Could you tell me why it can’t large than 8192?
I think it’s as simple as a hardware limitation. However, I think the maximum number of registers per block depends on the compute capability that you are using. I’m using 1.3. The maximum number of registers is higher for higher compute capabilities.
But the compiler seems to block the kernel code to use more registers than 8K
Do you mean that this is the maximum number of registers your kernel is using? If so, to allow the compiler to allocate more registers to your kernel you need to lower the number of threads per block that you’re using. Each multiprocessor allocates registers to one thread block at a time but all the threads on a multiprocessor have to share the limited number of registers.
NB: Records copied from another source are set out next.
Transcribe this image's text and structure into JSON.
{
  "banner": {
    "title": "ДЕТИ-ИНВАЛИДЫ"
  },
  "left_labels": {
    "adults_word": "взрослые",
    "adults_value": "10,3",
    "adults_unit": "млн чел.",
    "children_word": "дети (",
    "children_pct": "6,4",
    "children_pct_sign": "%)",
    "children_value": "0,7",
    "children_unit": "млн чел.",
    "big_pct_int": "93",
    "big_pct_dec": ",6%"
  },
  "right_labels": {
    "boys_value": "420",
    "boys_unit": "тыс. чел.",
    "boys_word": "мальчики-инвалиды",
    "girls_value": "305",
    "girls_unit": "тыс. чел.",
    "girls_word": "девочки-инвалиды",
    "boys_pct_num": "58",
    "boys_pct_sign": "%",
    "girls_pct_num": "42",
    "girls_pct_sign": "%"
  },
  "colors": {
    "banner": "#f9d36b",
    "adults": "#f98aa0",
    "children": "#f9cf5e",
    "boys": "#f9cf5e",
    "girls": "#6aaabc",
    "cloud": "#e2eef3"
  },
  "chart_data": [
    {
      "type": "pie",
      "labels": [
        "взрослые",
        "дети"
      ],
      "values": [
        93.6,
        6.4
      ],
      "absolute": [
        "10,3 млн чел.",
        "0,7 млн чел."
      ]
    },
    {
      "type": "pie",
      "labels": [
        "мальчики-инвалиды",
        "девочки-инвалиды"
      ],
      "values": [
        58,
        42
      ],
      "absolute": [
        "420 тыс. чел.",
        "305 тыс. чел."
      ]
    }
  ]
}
This means that the more threads in a thread block then the less registers available to each thread.
However, it’s not always useful to have the maximum number of registers per thread as this means that you limit the number of warps that can execute on a multiprocessor at any one time, which could hinder performance as latency from inactive warps tends not to be hidden. As you can see, it’s quite a complex issue which you should probably read more about. Here’s a link to some documentation you might find useful… the metric is known as occupancy.
I try to convert some small arrays into registers, but results in lower performance.
I think this could be because there aren’t enough registers available to hold your arrays so they’re spilling over to local memory… which essentially is thread private global memory, hence the poor performance could be the latency of fetching the data.
Hope that helps,